Michele Raguso – Non posso che congratularmi con il giovane autore gravinese, Salvatore Renna, che vince per la seconda volta un premio così prestigioso, a livello internazionale (quasi da non crederci), in occasione del XXV memorial di Rosario Livatino.
Immagino l’orgoglio della mia professoressa che ha avuto Salvatore come alunno. La mia professoressa si sente in dovere di affrontare argomenti come le organizzazioni malavitose e preme sul ricordarci le vittime che hanno combattuto contro di essa. Immagino si sia sentita un “minimo” orgogliosa di sapere che un suo ex alunno abbia imparato e apprezzato il lavoro svolto, si sia appassionato e scriva libri riguardo queste tematiche.

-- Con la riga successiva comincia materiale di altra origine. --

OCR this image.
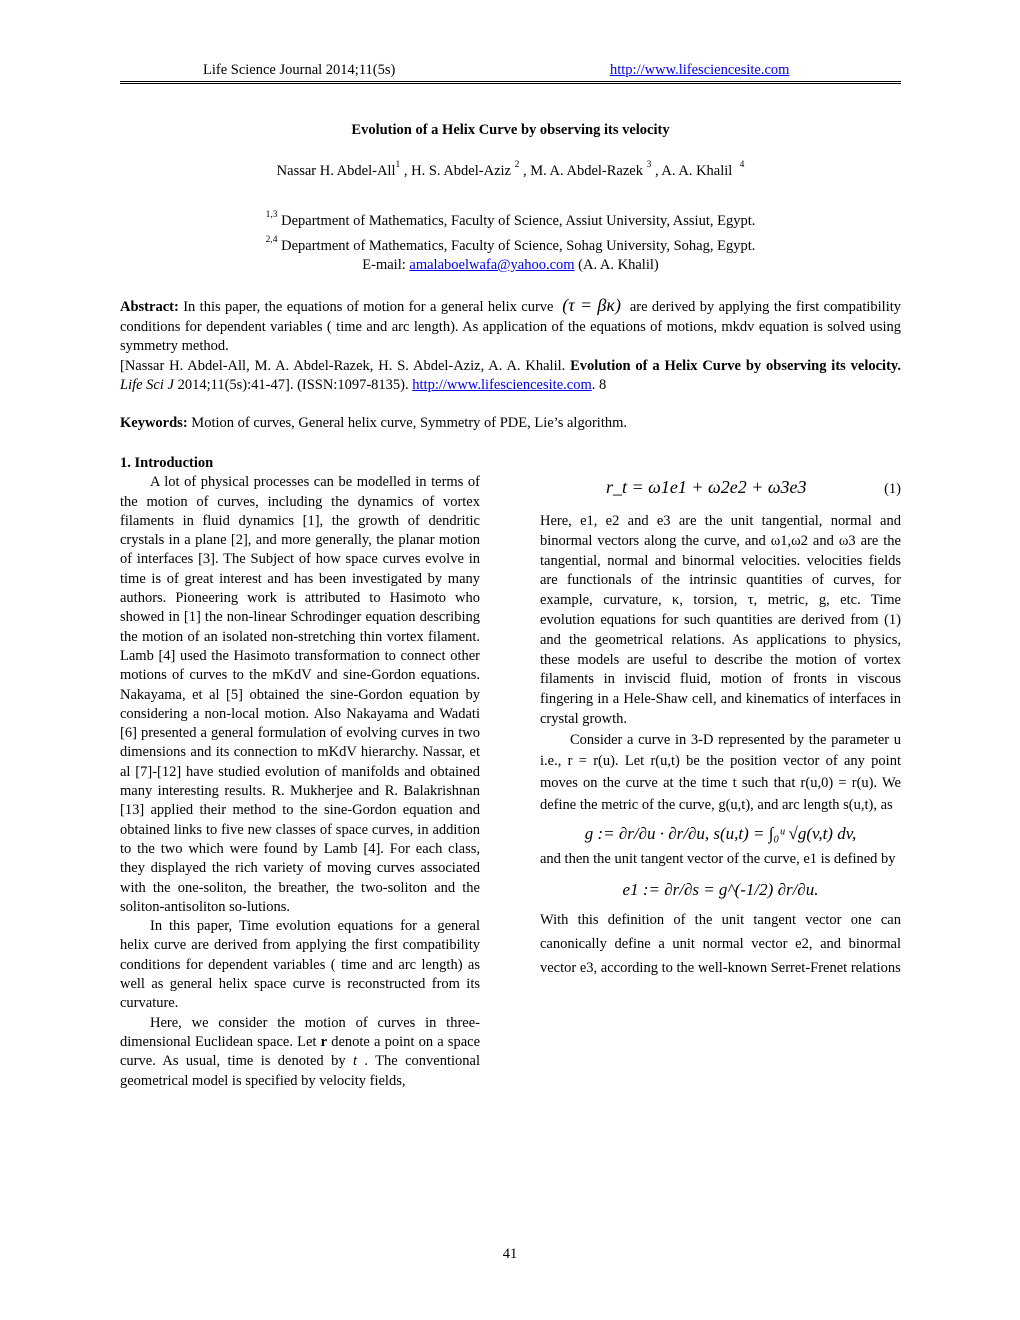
Life Science Journal 2014;11(5s)	http://www.lifesciencesite.com
Evolution of a Helix Curve by observing its velocity
Nassar H. Abdel-All$^1$ , H. S. Abdel-Aziz $^2$ , M. A. Abdel-Razek $^3$ , A. A. Khalil $^4$
$^{1,3}$ Department of Mathematics, Faculty of Science, Assiut University, Assiut, Egypt.
$^{2,4}$ Department of Mathematics, Faculty of Science, Sohag University, Sohag, Egypt.
E-mail: amalaboelwafa@yahoo.com (A. A. Khalil)
Abstract: In this paper, the equations of motion for a general helix curve  (τ = βκ)  are derived by applying the first compatibility conditions for dependent variables ( time and arc length). As application of the equations of motions, mkdv equation is solved using symmetry method.
[Nassar H. Abdel-All, M. A. Abdel-Razek, H. S. Abdel-Aziz, A. A. Khalil. Evolution of a Helix Curve by observing its velocity. Life Sci J 2014;11(5s):41-47]. (ISSN:1097-8135). http://www.lifesciencesite.com. 8
Keywords: Motion of curves, General helix curve, Symmetry of PDE, Lie’s algorithm.

1. Introduction

A lot of physical processes can be modelled in terms of the motion of curves, including the dynamics of vortex filaments in fluid dynamics [1], the growth of dendritic crystals in a plane [2], and more generally, the planar motion of interfaces [3]. The Subject of how space curves evolve in time is of great interest and has been investigated by many authors. Pioneering work is attributed to Hasimoto who showed in [1] the non-linear Schrodinger equation describing the motion of an isolated non-stretching thin vortex filament. Lamb [4] used the Hasimoto transformation to connect other motions of curves to the mKdV and sine-Gordon equations. Nakayama, et al [5] obtained the sine-Gordon equation by considering a non-local motion. Also Nakayama and Wadati [6] presented a general formulation of evolving curves in two dimensions and its connection to mKdV hierarchy. Nassar, et al [7]-[12] have studied evolution of manifolds and obtained many interesting results. R. Mukherjee and R. Balakrishnan [13] applied their method to the sine-Gordon equation and obtained links to five new classes of space curves, in addition to the two which were found by Lamb [4]. For each class, they displayed the rich variety of moving curves associated with the one-soliton, the breather, the two-soliton and the soliton-antisoliton so-lutions.

In this paper, Time evolution equations for a general helix curve are derived from applying the first compatibility conditions for dependent variables ( time and arc length) as well as general helix space curve is reconstructed from its curvature.

Here, we consider the motion of curves in three-dimensional Euclidean space. Let r denote a point on a space curve. As usual, time is denoted by t . The conventional geometrical model is specified by velocity fields,

r_t = ω1e1 + ω2e2 + ω3e3	(1)

Here, e1, e2 and e3 are the unit tangential, normal and binormal vectors along the curve, and ω1,ω2 and ω3 are the tangential, normal and binormal velocities. velocities fields are functionals of the intrinsic quantities of curves, for example, curvature, κ, torsion, τ, metric, g, etc. Time evolution equations for such quantities are derived from (1) and the geometrical relations. As applications to physics, these models are useful to describe the motion of vortex filaments in inviscid fluid, motion of fronts in viscous fingering in a Hele-Shaw cell, and kinematics of interfaces in crystal growth.

Consider a curve in 3-D represented by the parameter u i.e., r = r(u). Let r(u,t) be the position vector of any point moves on the curve at the time t such that r(u,0) = r(u). We define the metric of the curve, g(u,t), and arc length s(u,t), as

g := ∂r/∂u · ∂r/∂u, s(u,t) = ∫₀ᵘ √g(v,t) dv,

and then the unit tangent vector of the curve, e1 is defined by

e1 := ∂r/∂s = g^(-1/2) ∂r/∂u.

With this definition of the unit tangent vector one can canonically define a unit normal vector e2, and binormal vector e3, according to the well-known Serret-Frenet relations

41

A scuola, non a caso, abbiamo appena terminato di leggere un libro di Renna che onora il giudice Livatino raccontando la storia di un bambino che, nella sua spensierata fanciullezza, inizia a porsi domande su una stele dedicata al giudice e mano a mano approfondisce assieme al padre l’argomento della Giustizia, della Legge, della differenza tra magistrato e giudice dal titolo UN GIUDICE RAGAZZINO.
In questo testo vorrei scrivere tutto ció, che nel leggere il libro di Salvatore, ha suscitato in me.
Una figura molto importante, secondo me, nel libro è quella del padre che cerca di far vivere Rosario, il figlio, al riparo dalle malvagità e ingiustizie che ci sono nel mondo.
Quello che mi ha colpito maggiormente è il rapporto tra padre e figlio, all’insegna della complicità e solidarietà. Nel libro è evidente che il padre di Rosario voglia proteggerlo dalla realtà di Canicattì. Arriverà anche il momento in cui Giordano, il padre, dovrà spiegare a Rosario la verità, ma a modo suo, come spiegata ad un bambino.
Mi ha colpito anche la misericordia e la pietà con cui Rosario, divenuto adulto e realizzatosi come giudice, perdona Bartolo, l’assassino di suo padre che pur facendo parte di un’ organizzazione mafiosa ha ucciso senza essere cosciente di ció che faceva.